自分の気分や感情を手放す練習をしてみましょう。ここでは良い悪いの判断をしないのが原則。よい気分もネガティブな感情も区別なく、消えるにまかせて手放すことが目標です。自分に合うワークだけでも続けてみましょう。
教えていただいたのは
伊藤絵美さん
Emi Ito
1967年生まれ。公認心理師、臨床心理士、精神保健福祉士。カウンセリングの専門機関「洗足ストレスコーピング・サポートオフィス」所長。クライアントへのカウンセリングのほか、企業研修やセミナー、ワークショップを積極的に開催。『セルフケアの道具箱 ストレスと上手につきあう100のワーク』(晶文社)など著書も多数。
「思考」を重要視しすぎる人は、少し距離を置くことから
「マインドフルネス」は、どんな感情や気分も良い悪いの評価や判断をせず、いいことも悪いことも「ふ〜ん」と受け止める技術です。
ただ、思考(あれこれ主観を入れて考えること)を重視するあまり、いつも自分の思考に支配されている人、手放すことがなかなかできない人もいます。同じ思考がぐるぐるしてしまうことだってありますね。
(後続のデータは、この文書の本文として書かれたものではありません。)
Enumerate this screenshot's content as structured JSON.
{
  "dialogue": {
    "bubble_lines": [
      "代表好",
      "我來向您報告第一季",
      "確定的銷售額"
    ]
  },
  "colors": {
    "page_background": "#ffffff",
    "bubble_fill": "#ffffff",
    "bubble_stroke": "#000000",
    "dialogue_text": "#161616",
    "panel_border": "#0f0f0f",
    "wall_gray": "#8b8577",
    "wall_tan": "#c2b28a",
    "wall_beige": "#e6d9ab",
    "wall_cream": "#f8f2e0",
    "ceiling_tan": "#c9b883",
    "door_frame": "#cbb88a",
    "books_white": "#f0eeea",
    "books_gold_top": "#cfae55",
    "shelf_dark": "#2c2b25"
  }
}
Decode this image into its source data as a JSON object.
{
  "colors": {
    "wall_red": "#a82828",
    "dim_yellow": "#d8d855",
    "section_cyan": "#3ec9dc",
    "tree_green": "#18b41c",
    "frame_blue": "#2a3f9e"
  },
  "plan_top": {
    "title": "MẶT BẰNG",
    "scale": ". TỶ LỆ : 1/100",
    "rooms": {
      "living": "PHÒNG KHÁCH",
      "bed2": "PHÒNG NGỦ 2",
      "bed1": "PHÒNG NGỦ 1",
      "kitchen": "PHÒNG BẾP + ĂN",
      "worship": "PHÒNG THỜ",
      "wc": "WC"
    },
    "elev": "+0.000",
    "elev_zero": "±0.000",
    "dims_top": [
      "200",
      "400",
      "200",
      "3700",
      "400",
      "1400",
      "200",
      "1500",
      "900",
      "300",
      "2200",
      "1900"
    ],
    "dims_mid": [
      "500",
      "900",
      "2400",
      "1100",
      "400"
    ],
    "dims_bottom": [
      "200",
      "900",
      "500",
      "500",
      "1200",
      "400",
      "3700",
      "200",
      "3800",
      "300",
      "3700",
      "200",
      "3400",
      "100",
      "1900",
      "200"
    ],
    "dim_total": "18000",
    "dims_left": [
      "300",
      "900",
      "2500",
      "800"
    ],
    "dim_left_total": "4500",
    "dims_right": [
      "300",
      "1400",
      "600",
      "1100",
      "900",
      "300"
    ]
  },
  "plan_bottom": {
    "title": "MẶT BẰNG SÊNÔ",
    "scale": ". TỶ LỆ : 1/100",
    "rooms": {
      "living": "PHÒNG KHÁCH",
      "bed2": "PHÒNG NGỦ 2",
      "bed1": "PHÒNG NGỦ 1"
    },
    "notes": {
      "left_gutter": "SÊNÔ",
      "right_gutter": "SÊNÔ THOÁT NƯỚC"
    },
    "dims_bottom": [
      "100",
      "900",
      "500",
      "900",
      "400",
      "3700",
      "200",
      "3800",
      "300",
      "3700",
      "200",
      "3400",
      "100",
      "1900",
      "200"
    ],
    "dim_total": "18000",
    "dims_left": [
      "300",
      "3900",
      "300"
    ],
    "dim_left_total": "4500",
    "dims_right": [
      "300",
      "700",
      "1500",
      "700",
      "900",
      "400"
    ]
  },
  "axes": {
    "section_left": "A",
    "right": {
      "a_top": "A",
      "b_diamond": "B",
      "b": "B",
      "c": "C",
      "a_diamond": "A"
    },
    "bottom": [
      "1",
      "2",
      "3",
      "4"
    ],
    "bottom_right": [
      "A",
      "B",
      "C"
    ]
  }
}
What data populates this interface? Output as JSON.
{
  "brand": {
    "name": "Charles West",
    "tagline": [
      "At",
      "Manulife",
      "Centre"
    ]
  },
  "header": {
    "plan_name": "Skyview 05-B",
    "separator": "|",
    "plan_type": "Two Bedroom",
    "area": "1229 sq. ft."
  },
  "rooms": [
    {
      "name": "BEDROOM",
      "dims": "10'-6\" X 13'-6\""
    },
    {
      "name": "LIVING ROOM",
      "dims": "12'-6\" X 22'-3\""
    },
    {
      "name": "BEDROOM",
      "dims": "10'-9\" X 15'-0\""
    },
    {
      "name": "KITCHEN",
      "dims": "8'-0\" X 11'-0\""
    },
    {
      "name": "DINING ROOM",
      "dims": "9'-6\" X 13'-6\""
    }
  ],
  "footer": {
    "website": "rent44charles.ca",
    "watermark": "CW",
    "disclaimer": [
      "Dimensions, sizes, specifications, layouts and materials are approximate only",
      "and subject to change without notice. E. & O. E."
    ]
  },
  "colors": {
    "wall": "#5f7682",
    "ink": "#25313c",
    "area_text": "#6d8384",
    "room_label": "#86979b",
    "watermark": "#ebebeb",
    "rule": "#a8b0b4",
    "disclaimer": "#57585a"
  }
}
「どんな思考や感情も永遠に続くことはありません。いつか消えてなくなるものです。あまり自分の思考や感情に執着せず、消えるにまかせて手放していくことが、自分を楽にする方法だと考えましょう」(伊藤絵美さん)
マインドフルネスのワーク(練習)は、「ちゃんとできているかわからない」と感じたり、ワークそのものに疑問を感じることもあるでしょう。
でも、そこにとらわれて考え込んでしまうより、どれでもいいので気軽に練習してみることから始めましょう。
ここで紹介したのは、行動を伴わない、頭を使うマインドフルネスなので、ある程度、集中力も必要です。なかなか集中できなくても大丈夫。「気がそれた」と気がつく→ワークに意識を戻す。
これを繰り返しているうちに、だんだんうまくいくようになり、つらい気持ちをうまく手放すコツがつかめるはずです。
今回は「雲」のワークをご紹介します。
【雲のワーク】
ゆったり流れていく雲に、頭に浮かんだことを乗せる練習です。今湧いてきたことを、言葉でも静止画像でも動画でも、頭の中から雲に移してそのまま置いてみます。雲はいずれ遠くへ行ってしまうので、置いたものは消えてなくなりますね。
とても単純ですが、浮かんだものをポンとうまく雲に乗せられるかどうかがカギ。思いがたくさん湧く人は、できるだけ大きな雲をイメージしましょう。